The vision was to combine Doctolib's clinical tools with Europe's Largest Clinical Messaging tool, into one seamless experience. Two years later, most Doctolib users never touched Connect, and most Connect users saw no improvements.

Objective
Make the org aligned, and re-Position Connect inside and outside
I proposed an Information Architecture program to the Product Director, Head of Design, and Head of Engineering, and got the mandate to lead it.
My bet
If we restructure the underlying logic of clinical collaboration before shipping more features, we could stop teams from building in siloes.
I deprioritized our most active client; Small practices
After the first discovery cycle, I saw that large organizations carry the structural complexity that would break our architecture if left unaddressed.
Small practices run linear workflows so they'd benefit downstream. I made the call to solve the harder architecture first and scale down, not up. This was contested internally.

Strategy hypothesis: Connect the 2 main pillars of the CC&C industry (Clinical Communication & Collaboration) along with Connect's USP to build the best Communication & Collaboration platform in Europe

Initial vision design vision for the Mobile app.

My Messages Section Architecture explorations with David B. and Felix T.
System
A horizontal product domain that connects tools together and leverages network Effects
I worked with the Design team to setup 3 design principles and 7 beliefs that now govern design decisions across product teams. Some of those included:
Think mobile, design desktop
Clinical collaboration happens between rooms and shifts, not at a desk. We think mobile-fist, design desktop-first.
Build collaboration in collaboration
Embed with their other teams early on, co-design the integration points, and setup success metrics on both sides of the integration
Design with confidence
User confidence is the foundational lever. If professionals don't trust the system, adoption dies regardless of functionality. I made it a structural principle, not a polish pass. Read more about my research

From D.Connect as a separate domain
Doctolib Connect was treated as messaging tool, separate from other tools, teams, and patient contexts.

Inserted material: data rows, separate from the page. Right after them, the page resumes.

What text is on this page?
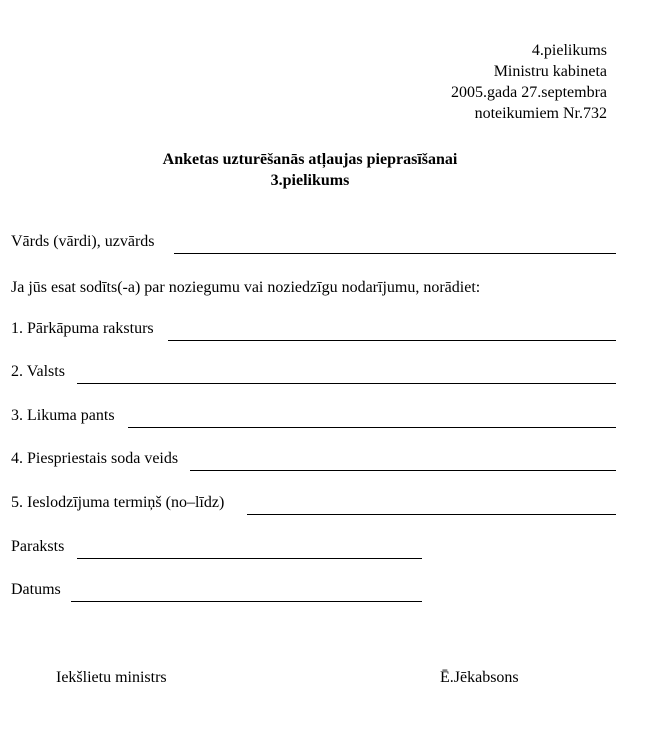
4.pielikums
Ministru kabineta
2005.gada 27.septembra
noteikumiem Nr.732
Anketas uzturēšanās atļaujas pieprasīšanai
3.pielikums
Vārds (vārdi), uzvārds
Ja jūs esat sodīts(-a) par noziegumu vai noziedzīgu nodarījumu, norādiet:
1. Pārkāpuma raksturs
2. Valsts
3. Likuma pants
4. Piespriestais soda veids
5. Ieslodzījuma termiņš (no–līdz)
Paraksts
Datums
Iekšlietu ministrs	Ē.Jēkabsons
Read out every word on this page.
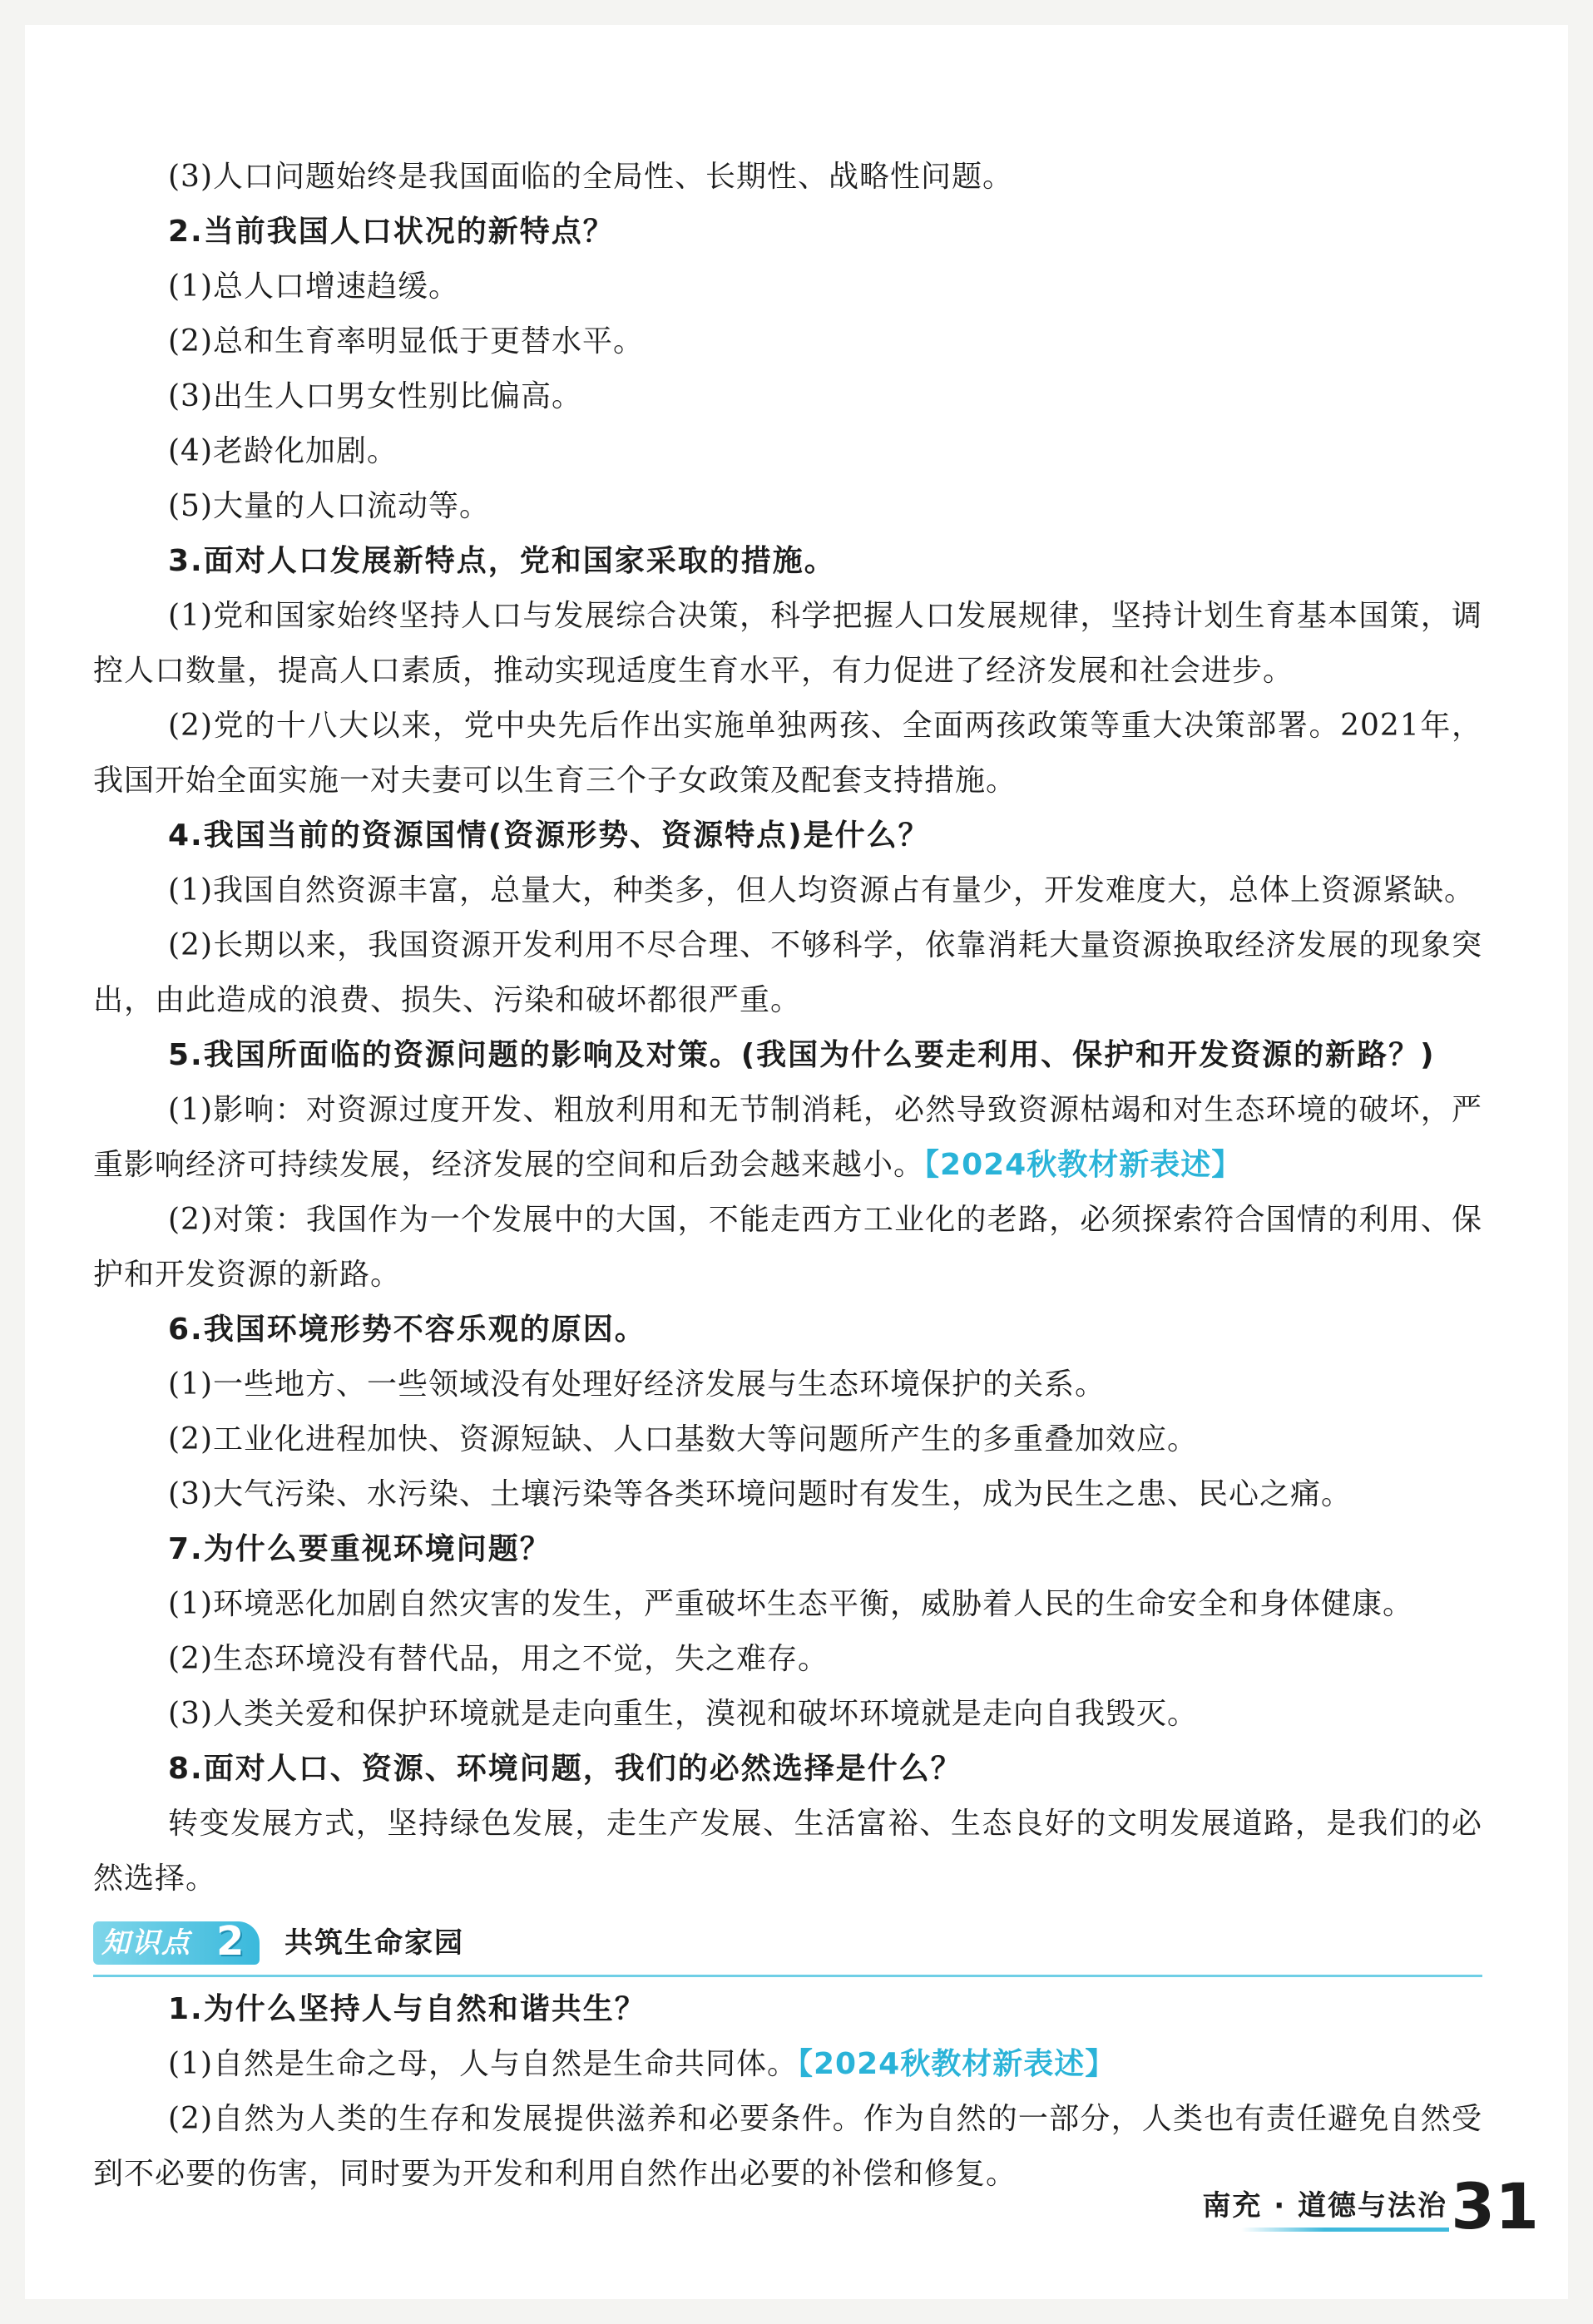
(3)人口问题始终是我国面临的全局性、长期性、战略性问题。

2.当前我国人口状况的新特点？

(1)总人口增速趋缓。

(2)总和生育率明显低于更替水平。

(3)出生人口男女性别比偏高。

(4)老龄化加剧。

(5)大量的人口流动等。

3.面对人口发展新特点，党和国家采取的措施。

(1)党和国家始终坚持人口与发展综合决策，科学把握人口发展规律，坚持计划生育基本国策，调控人口数量，提高人口素质，推动实现适度生育水平，有力促进了经济发展和社会进步。

(2)党的十八大以来，党中央先后作出实施单独两孩、全面两孩政策等重大决策部署。2021年，我国开始全面实施一对夫妻可以生育三个子女政策及配套支持措施。

4.我国当前的资源国情(资源形势、资源特点)是什么？

(1)我国自然资源丰富，总量大，种类多，但人均资源占有量少，开发难度大，总体上资源紧缺。

(2)长期以来，我国资源开发利用不尽合理、不够科学，依靠消耗大量资源换取经济发展的现象突出，由此造成的浪费、损失、污染和破坏都很严重。

5.我国所面临的资源问题的影响及对策。(我国为什么要走利用、保护和开发资源的新路？)

(1)影响：对资源过度开发、粗放利用和无节制消耗，必然导致资源枯竭和对生态环境的破坏，严重影响经济可持续发展，经济发展的空间和后劲会越来越小。【2024秋教材新表述】

(2)对策：我国作为一个发展中的大国，不能走西方工业化的老路，必须探索符合国情的利用、保护和开发资源的新路。

6.我国环境形势不容乐观的原因。

(1)一些地方、一些领域没有处理好经济发展与生态环境保护的关系。

(2)工业化进程加快、资源短缺、人口基数大等问题所产生的多重叠加效应。

(3)大气污染、水污染、土壤污染等各类环境问题时有发生，成为民生之患、民心之痛。

7.为什么要重视环境问题？

(1)环境恶化加剧自然灾害的发生，严重破坏生态平衡，威胁着人民的生命安全和身体健康。

(2)生态环境没有替代品，用之不觉，失之难存。

(3)人类关爱和保护环境就是走向重生，漠视和破坏环境就是走向自我毁灭。

8.面对人口、资源、环境问题，我们的必然选择是什么？

转变发展方式，坚持绿色发展，走生产发展、生活富裕、生态良好的文明发展道路，是我们的必然选择。

知识点 2 共筑生命家园

1.为什么坚持人与自然和谐共生？

(1)自然是生命之母，人与自然是生命共同体。【2024秋教材新表述】

(2)自然为人类的生存和发展提供滋养和必要条件。作为自然的一部分，人类也有责任避免自然受到不必要的伤害，同时要为开发和利用自然作出必要的补偿和修复。

南充 · 道德与法治 31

To Connect as a Horizontal Layer
Doctolib Connect became a collaboration system. Messaging enable shared context, and responsibilities.
Impact
Care teams became more active. Product teams aligned without Friction.
Ongoing experiments to mobilize the system validated the direction:
+15% Care Team Messaging activation
+20% contact sync adoption
70% WAU for newly registered organizations that have 5–35 users
The larger impact
Product teams stopped building overlapping features. The IA initiative gave engineering, product, and GTM a shared structure for where Connect fits, reducing rework and setting a foundation for CareCo's expansion roadmap.

Validated UI annotations
Learnings
Strategic design means containing ambiguity, not resolving it
Sustainable scalability can only be achieved by containing uncertainty so teams can move without constant redesign. Invest earlier in alignment rituals: smaller narrative tests, clearer tradeoffs, and explicit non-goals.
System redesigns fail without calibrated narrative
With systems redesign, narrative should be meticulously calibrated per audience. Concerns must be contained, to enable feedback instead of panic. Mistaking resistance for misunderstanding slows progress and costs trust. I learned to be deliberate about where to hold firm, where to adapt, and how to sequence decisions.